Comedian Demetri Martin, probably best known for his Comedy Central show Important Things with Demetri Martin and his short stint as a correspondent on The Daily Show, released the imaginatively titled book This Is a Book to some acclaim (and even more sales success) last spring.

He followed it this spring with his sophomore print effort, Point Your Face At This: Drawings by Demetri Martin. While there's no mention of cartoons or cartooning anywhere in or on it — the suggested subject on the back cover is "Humor/Illustrations" — I'm having a hard time thinking of any way to define the work within without calling it cartooning.

The book's 280-plus pages are filled with jokes, all of which are told visually through a drawing, a particular arrangement of words, or some combination of the two. In addition to being a stand-up comedian, writer and actor, I guess Martin is also a cartoonist. And rather remarkably, given how talented he is at some of those other things he's become, he's a damn good one.

Now, he's not the greatest of draftsmen.
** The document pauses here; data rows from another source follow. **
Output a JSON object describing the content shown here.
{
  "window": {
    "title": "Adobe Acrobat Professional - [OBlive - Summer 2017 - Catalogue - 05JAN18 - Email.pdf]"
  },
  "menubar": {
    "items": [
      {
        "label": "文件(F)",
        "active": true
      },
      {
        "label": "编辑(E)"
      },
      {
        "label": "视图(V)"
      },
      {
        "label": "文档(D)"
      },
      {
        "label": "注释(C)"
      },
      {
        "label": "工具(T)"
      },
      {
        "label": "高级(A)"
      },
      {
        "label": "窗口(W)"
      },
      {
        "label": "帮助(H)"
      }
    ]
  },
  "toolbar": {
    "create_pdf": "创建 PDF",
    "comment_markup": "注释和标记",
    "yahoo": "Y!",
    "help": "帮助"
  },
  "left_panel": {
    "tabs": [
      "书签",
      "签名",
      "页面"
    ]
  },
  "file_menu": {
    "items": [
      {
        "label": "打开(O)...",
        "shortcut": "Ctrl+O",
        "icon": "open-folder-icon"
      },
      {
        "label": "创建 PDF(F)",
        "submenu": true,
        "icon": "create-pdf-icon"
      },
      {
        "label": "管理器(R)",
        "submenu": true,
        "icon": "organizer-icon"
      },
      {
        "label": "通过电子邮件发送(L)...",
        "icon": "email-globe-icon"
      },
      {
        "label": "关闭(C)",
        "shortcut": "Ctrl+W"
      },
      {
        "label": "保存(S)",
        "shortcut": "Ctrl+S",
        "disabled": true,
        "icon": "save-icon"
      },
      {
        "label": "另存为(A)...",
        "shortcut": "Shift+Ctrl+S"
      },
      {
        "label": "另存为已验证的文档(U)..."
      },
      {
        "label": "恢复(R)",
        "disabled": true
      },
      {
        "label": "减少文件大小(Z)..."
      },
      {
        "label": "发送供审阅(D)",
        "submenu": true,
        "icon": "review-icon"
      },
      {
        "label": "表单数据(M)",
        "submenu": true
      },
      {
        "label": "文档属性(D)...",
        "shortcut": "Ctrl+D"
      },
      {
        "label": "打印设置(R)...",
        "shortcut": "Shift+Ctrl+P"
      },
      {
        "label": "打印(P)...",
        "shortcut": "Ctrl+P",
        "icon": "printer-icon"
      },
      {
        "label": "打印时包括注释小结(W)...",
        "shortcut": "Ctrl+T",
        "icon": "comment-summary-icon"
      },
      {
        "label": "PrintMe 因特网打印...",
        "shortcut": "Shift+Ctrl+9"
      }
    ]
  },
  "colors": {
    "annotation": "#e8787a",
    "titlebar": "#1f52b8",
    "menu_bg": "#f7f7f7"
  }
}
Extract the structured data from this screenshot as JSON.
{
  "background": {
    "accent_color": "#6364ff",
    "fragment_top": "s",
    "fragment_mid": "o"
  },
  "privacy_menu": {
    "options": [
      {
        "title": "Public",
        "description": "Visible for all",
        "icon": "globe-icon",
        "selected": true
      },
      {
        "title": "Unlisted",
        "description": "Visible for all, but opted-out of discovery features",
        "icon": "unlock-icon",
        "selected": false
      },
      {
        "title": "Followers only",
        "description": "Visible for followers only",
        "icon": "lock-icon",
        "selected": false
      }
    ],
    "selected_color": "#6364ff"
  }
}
That image on the cover, a self-portrait of sorts, isn't entirely representative of the work within — it's actually one of the more complicated and sophisticated drawings, and it contains some color. His human beings are all just one step above stick figures, with nothing but clothing and hair utilized to tell you if they are men or women, firefighters or dentists, Indian fakirs or executioners.



(That image should give you a pretty good idea of Martin's style, even though it's not a good example of is humor, as it's only one-half of a two-page spread captioned "break"; all of the characters hanging out are taken from different cartoons within the book.)

But he draws well enough to get the job done, the job being setting up and delivering a joke, and, in that way, his rather unadorned art style is reminiscent of his straightforward, deadpan, less-exhausted-sounding-version-of-Steven Wright stand-up joke delivery.

The simplicity is often used to the advantage of the joke, which may be set up as the sort of figure one might find in a text book, or a  sort of public service announcement ...



... or a simple rearrangement of numbers, or an observation about the differences and similarities of various simple shapes and symbols.

It's true, there are plenty of pages in here that contain no drawings at all, but are composed rather of lists of words,  but the vast majority have visual components, even if those visuals are as simple as Venn diagrams or various charts.



What I found most remarkable about the book wasn't simply that it revealed yet one more thing Martin seems to excel at (Dude can also play guitar! And even though he's years older than me, he still has a full head of lustrous hair!), or that it demonstrated he's just as good at being funny in pictures as he is in spoken or written words, but rather the overall versatility of his humor and the sorts of jokes he tells.

Some are simple gags involving animals or common human foibles of the sort that used to be on newspaper funny pages daily, thanks to Gary Larson, some have dark humor that edges into Nicholas Gurewitch territory, some have R-rated punchlines you'd only find in comics appearing in what few altweeklies are still around, some are high-concept meta-media gags ...

 



... and plenty are bog-standard, generic New Yorker or family-friendly newspaper cartoons (only less well-drawn, obviously), that are more noteworthy for their existence than their quality. See, in addition to his normal interest in word play and delayed thought-provoking humor, there are jokes about snake-charmers, the Grim Reaper and people stranded on desert islands and the like. I was genuinely surprised there weren't any golf gags in it (I so expected golf to be covered, that I just flipped through the book yet again to quadruple-check that there weren't, in fact, any golf jokes).

The title comes from a maxim of sorts on the very first page, by way of introduction: "Reality is a concept that depends largely upon where you point your face."

I agree with the book's title; Martin's book of cartoons or drawings or whatever you'd like to call them excellent place to point your face for a while.